Ce livre aux légendes et narrations très circonstanciées n’en apprend pas seulement aux amateurs comme aux connaisseurs. Il fait aussi revivre l’époque où Grace Kelly fit la rencontre, deux semaines avant le Grand Prix de 1955, avec son futur époux le Prince Rainier, amateur de belles Lancia notamment. Cette même année, les pilotes firent les yeux doux à Bella Darvi, actrice dans Le Cercle infernal, de Henry Hattaway, rare film à s’être essayé à la compétition automobile (nous attendons pour début 2024 le, paraît-il, formidable film sur Ferrari autour de la dramatique année 1957 qu’a réalisé Michael Mann…). On voit le séduisant Stirling Moss jucher la belle Bella dans sa « flèche d’argent » Mercedes W196 n°6. Le sympathique et populaire pilote français Jean Behra fait de même en la plaçant dans le cockpit de sa Maserati 250F – au détail près que trahit la photographie : sur le flanc du bolide à gros groin avant comme étaient alors les voitures de course avant la révolution technique du moteur central arrière, l’écurie a fait une faute d’orthographe et a bravement peint « Bhera »…

L’une des qualités de cet ouvrage réside aussi dans les photos de pilotes entre eux car c’est un document d’histoire morale : ils ont tous quelque chose du fair play et de l’émulation chaleureuse, loin du lissé de com’ et de la froide concurrence du chacun contre tous d’aujourd’hui. Et, à propos d’époque toujours, le livre s’arrête en 1965 avant que les monoplaces changent radicalement d’allure avec leurs couleurs de publicité et leurs multiples appendices et ailerons aérodynamiques.

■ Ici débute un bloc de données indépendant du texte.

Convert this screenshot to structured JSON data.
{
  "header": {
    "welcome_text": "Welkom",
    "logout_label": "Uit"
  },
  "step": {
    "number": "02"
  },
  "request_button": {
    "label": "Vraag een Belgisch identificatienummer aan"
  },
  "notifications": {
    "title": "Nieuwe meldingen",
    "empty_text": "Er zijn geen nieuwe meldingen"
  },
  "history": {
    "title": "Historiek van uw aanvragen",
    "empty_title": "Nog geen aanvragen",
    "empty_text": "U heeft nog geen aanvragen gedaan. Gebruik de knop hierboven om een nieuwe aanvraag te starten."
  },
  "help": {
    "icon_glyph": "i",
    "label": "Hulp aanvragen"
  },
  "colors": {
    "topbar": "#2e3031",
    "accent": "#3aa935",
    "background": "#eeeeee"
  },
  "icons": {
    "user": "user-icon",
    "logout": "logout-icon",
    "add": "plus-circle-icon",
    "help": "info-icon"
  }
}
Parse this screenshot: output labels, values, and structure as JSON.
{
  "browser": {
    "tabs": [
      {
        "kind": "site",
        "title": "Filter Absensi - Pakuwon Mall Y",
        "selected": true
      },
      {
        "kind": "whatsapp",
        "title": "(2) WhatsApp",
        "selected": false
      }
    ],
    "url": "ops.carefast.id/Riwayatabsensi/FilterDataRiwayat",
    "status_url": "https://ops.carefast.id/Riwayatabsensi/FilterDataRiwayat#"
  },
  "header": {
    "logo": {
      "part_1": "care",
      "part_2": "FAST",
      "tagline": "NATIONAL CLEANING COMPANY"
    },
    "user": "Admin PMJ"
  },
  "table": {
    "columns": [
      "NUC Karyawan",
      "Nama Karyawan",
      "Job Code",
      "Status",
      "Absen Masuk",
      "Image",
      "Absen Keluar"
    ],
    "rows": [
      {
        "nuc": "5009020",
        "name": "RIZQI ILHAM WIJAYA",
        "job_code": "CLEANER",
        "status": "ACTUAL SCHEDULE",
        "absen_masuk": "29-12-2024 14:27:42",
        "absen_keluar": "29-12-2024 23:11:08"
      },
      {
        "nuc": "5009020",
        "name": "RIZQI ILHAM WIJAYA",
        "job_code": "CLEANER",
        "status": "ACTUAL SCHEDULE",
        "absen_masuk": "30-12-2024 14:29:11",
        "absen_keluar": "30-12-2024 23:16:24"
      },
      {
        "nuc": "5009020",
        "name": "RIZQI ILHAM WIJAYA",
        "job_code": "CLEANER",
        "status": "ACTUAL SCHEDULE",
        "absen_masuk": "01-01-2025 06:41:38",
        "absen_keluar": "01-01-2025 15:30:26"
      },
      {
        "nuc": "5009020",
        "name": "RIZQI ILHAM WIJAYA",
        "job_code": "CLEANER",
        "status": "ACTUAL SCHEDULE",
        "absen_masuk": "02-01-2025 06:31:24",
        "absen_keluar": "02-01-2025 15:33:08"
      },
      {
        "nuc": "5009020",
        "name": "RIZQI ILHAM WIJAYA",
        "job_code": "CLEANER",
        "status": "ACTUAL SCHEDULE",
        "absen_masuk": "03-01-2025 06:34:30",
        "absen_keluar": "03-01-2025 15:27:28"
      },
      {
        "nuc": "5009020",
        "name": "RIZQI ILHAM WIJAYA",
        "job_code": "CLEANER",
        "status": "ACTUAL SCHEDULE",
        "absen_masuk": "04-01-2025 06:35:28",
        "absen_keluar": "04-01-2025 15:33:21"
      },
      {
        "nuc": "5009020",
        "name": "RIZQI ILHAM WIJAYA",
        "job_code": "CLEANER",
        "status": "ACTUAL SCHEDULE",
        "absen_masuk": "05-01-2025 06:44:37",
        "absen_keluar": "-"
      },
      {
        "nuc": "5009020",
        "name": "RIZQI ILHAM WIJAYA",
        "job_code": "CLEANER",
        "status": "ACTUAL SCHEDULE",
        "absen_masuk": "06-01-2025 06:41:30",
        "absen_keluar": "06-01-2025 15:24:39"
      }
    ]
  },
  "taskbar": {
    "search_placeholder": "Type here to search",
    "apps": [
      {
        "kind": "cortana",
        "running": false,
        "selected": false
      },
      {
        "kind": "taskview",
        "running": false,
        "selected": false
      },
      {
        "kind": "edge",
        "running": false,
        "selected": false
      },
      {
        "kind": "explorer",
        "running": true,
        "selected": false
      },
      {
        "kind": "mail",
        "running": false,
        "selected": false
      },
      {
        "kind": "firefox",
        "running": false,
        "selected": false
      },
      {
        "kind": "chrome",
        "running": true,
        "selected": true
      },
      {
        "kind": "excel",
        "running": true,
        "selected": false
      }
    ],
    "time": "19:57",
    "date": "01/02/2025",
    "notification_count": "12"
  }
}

Grand Prix de Monaco, L’âge d’or, 1950 – 1965 page intérieure Glénat 2023

Mais aussi, c’était l’époque où le Rallye de Monte-Carlo démarrait des quatre coins d’Europe pour converger vers la Principauté et les épreuves classificatrices. L’originelle dimension voyage du rallye, par conséquent. Les photos en témoignent où l’on voit des voitures de route, une Jaguar évidemment pour ne pas citer la berline MK VII victorieuse de l’édition 1956, mais aussi d’imposantes Hotchkiss dignes de votre grand-père, et de moins imposantes mais glorieuses 4CV, et même 2CV, arrivée 323ème   en 1954… !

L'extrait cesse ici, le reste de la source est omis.